The lumenal surface of epithelial cells is rich in endopeptidase, and dipptidase aminopeptidase
activity
The end products of the cell surface digestion are free amino acids and di and tripeptides.
These are passed in to the interior of the epithelial cell where other specific peptidases convert
almost all of them to a single amino acids that are transported to the blood stream by the
opposite side of the cell membrane and carried to liver (primarily) and other tissues for oxidative
degradation. This process complete the absorption of 99% of digested proteins. The whole
scheme is as shown in the figure below.
Fig 5.22: Digestion and absorption of proteins
II. Transport of Amino Acids in to Intestinal Epithelial cells.
The mechanism of active transport of amino acids are similar with that of glucose uptake.
At the brush - border membrane Na+
- dependent symporters for amino acid uptake are
functional with consequent ATP - linked pumping out Na+
at the contraluminal membrane. This
is an indirect active transport.
A similar H+ dependent symport is present on the brush border surface of di and tripeptides
active transport in to the cell.
Na+ - independent transporters are present on the contralumenal surface, thus allowing amino
acids? Facilitated transport to the hepatic portal system.

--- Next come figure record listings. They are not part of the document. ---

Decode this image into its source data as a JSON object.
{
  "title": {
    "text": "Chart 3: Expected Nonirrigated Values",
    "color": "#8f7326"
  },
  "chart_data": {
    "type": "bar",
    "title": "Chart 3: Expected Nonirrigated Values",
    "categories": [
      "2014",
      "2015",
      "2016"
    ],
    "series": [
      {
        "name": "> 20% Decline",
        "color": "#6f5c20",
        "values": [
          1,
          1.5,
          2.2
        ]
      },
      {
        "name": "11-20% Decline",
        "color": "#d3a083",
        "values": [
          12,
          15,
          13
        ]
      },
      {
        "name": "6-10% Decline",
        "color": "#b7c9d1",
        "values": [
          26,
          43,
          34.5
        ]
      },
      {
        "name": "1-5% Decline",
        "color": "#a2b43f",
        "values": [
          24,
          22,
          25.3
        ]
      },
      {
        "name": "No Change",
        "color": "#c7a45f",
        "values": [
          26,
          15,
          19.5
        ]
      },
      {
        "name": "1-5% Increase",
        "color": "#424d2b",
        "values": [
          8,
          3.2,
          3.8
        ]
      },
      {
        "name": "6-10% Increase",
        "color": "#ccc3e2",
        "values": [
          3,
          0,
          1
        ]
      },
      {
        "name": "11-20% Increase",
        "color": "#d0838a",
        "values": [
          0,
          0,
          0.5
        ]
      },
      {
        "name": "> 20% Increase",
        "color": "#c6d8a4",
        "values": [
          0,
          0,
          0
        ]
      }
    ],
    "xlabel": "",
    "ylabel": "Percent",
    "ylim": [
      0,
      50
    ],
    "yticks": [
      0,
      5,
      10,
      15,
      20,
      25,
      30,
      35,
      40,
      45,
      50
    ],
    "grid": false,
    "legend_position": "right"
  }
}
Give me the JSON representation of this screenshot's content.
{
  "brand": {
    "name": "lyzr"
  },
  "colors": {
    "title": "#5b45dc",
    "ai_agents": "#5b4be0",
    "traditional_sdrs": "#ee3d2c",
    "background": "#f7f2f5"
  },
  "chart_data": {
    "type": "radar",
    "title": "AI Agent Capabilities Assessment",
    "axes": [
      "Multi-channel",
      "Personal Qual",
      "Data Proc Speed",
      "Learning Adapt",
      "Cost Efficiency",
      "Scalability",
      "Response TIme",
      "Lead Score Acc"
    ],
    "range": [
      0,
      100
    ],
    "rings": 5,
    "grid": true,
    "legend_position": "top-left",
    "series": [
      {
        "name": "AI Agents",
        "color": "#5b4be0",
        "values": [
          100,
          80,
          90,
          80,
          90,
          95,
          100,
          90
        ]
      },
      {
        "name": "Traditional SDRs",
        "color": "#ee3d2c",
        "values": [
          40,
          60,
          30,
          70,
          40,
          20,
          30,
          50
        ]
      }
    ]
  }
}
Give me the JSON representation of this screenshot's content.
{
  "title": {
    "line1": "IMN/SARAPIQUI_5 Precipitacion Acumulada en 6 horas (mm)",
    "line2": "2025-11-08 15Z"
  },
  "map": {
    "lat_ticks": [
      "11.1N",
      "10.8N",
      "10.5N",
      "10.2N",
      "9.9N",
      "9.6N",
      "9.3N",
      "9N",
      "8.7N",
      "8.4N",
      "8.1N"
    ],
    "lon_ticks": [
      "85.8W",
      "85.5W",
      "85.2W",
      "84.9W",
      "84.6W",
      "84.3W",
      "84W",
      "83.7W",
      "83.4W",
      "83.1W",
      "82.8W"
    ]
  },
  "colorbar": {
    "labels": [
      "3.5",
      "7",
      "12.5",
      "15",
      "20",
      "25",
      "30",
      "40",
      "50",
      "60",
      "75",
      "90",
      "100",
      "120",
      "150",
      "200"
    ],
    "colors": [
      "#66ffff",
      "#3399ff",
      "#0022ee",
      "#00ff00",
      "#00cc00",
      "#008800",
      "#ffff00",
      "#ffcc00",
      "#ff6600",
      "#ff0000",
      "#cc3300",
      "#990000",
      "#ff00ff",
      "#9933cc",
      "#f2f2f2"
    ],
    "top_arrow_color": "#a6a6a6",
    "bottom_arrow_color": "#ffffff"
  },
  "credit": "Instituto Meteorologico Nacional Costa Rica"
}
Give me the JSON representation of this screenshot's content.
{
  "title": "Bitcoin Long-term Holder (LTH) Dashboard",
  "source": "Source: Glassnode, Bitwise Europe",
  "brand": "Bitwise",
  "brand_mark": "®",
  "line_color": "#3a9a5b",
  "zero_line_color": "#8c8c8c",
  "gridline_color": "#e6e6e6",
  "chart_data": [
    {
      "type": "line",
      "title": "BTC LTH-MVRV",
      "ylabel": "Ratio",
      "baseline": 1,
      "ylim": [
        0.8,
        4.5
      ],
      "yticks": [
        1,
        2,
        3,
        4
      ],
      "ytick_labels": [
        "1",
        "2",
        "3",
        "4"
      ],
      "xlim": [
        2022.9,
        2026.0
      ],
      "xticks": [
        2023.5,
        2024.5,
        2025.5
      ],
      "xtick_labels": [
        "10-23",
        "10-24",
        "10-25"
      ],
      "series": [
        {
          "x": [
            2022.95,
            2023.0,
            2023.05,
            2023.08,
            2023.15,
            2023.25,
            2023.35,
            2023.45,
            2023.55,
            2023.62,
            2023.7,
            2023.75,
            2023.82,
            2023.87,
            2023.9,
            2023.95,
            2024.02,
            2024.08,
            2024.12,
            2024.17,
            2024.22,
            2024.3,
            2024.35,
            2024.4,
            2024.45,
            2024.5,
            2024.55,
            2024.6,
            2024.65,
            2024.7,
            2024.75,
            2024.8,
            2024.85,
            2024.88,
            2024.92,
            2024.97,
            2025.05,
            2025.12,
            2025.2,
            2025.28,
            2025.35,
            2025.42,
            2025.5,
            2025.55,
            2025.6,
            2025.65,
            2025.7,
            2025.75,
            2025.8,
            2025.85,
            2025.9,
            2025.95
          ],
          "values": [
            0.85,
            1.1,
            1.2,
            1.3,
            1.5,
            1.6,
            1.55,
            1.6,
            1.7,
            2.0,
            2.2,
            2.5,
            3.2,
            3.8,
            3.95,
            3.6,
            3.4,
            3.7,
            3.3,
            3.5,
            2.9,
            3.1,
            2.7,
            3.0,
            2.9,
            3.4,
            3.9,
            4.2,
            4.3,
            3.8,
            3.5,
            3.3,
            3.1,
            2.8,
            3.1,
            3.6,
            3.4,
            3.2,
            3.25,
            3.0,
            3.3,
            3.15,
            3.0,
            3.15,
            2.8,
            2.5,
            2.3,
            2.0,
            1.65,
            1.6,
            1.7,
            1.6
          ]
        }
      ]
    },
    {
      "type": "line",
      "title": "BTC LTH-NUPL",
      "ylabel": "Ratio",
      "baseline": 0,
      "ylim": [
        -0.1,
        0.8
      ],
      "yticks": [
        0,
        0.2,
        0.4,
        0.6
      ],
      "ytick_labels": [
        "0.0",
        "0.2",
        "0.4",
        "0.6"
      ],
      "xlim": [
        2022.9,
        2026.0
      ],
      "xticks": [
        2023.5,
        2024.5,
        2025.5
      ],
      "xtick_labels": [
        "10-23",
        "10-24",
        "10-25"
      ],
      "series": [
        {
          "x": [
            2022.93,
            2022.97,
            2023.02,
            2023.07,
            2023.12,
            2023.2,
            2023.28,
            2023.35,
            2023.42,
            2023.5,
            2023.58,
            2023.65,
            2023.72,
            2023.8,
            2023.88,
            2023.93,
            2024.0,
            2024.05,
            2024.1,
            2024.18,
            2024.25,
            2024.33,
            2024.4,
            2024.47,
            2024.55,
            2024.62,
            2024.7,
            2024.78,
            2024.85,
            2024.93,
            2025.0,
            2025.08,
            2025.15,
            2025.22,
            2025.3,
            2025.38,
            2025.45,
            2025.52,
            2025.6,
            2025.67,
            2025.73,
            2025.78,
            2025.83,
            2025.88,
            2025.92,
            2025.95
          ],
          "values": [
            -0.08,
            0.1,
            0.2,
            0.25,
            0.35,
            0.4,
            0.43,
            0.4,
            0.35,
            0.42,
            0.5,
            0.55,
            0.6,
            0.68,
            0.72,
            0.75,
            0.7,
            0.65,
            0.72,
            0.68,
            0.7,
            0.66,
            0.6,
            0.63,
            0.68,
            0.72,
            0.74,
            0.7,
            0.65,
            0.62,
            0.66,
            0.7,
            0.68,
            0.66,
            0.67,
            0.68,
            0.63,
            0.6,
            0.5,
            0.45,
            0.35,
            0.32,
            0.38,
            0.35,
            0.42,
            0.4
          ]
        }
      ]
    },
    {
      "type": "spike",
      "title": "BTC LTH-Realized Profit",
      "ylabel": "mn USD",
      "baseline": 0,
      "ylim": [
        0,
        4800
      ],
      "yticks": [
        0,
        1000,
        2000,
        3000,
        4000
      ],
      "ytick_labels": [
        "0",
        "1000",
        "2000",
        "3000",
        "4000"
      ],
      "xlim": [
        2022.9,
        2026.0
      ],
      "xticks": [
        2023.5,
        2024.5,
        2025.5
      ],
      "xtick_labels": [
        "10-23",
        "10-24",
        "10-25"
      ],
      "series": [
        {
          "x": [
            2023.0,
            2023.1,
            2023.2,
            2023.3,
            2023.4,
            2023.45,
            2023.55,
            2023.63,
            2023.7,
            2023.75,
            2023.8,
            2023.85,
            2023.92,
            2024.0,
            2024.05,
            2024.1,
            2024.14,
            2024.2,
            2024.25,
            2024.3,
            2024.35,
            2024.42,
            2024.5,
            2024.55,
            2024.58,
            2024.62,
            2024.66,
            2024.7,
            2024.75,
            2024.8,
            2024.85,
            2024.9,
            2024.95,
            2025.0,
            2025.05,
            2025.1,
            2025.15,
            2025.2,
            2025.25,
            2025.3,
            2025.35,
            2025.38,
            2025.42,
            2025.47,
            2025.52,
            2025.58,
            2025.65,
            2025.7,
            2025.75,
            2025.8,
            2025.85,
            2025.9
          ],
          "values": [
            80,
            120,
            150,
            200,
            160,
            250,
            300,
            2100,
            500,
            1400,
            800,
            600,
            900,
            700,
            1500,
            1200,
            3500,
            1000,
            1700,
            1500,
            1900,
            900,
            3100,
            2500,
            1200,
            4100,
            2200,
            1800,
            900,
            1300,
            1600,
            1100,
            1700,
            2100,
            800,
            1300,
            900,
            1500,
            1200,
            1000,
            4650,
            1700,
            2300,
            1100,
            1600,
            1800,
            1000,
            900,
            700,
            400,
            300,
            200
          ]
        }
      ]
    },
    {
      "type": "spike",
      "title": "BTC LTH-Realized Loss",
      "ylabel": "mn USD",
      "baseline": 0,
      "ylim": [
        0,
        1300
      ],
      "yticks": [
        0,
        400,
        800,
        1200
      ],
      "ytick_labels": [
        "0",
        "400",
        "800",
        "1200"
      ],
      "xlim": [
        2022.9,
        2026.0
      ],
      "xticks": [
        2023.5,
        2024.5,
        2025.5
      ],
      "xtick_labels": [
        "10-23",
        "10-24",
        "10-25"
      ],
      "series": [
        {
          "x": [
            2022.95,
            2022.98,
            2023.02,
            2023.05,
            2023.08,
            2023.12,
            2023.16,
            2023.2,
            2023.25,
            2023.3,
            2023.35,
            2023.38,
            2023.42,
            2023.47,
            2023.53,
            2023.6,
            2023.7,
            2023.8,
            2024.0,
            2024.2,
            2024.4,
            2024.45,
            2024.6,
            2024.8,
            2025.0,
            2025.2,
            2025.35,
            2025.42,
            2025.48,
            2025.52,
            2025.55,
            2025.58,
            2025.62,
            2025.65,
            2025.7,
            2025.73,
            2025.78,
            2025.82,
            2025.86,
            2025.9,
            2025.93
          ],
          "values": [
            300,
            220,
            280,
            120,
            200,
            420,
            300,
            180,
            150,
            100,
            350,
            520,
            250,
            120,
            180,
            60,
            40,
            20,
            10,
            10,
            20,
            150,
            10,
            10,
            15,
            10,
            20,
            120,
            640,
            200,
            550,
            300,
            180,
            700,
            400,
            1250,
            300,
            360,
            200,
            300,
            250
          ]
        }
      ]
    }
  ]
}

From both genetic and transporters studies at least six specific symporter systems have been
identified for the uptake of L-amino acids from the intestinal lumen.
1. Neutral amino acid symporters with short or polar side chains.
Ser, Thr, Ala,
2. Neutral amino acid symporter for aromatic or hydrophobic side chains.
Phe, Tyr,
3. lmino acid symporter Pro,and OH – Pro
4. Basic amino acid symporter Lys, Arg and Cys.
5. Acidic amino acid symporter. Asp, Glu
6. β amino acid symporter β-Ala , Tau.
These transporter systems are also present in the renal tubules and defects in their constituent
protein structure can lead to disease called Hartnup disease.
Neutral amino Aciduria (Hartnup Disease)
Transport functions, like enzymatic functions, are subject to modification by mutations. An
example of a genetic lesion in epithelial amino acid transport is hartnup disease; entry resulting
from the defect was first recognized. The disease is characterized by the inability of renal and
intestinal epithelial cells to absorb neutral amino acids from the lumen. In the kidney, in which
plasma amino acids reach the lumen of the proximal tubule through the Ultra filtrate, the inability
to reabsorb amino acids manifests itself as excretion of amino acids in the Urine
(aminoaciduria). The intestinal defect results in malabsorption of free amino acids from the diet.
Therefore the clinical symptoms of patients with this are mainly those due to essential amino
acid and Nicotinamide deficiencies. The pellagra-like features are explained by a deficiency of
Tryptophan, which serves as precursor for nicotinamide. Investigations of patients with Hartnup
disease revealed the existence of intestinal transport systems for di - or tripeptides, which are
different from the ones for free amino acids. The genetic lesion does not affect transport of
peptides, which remains as a pathway for absorption of protein digestion products.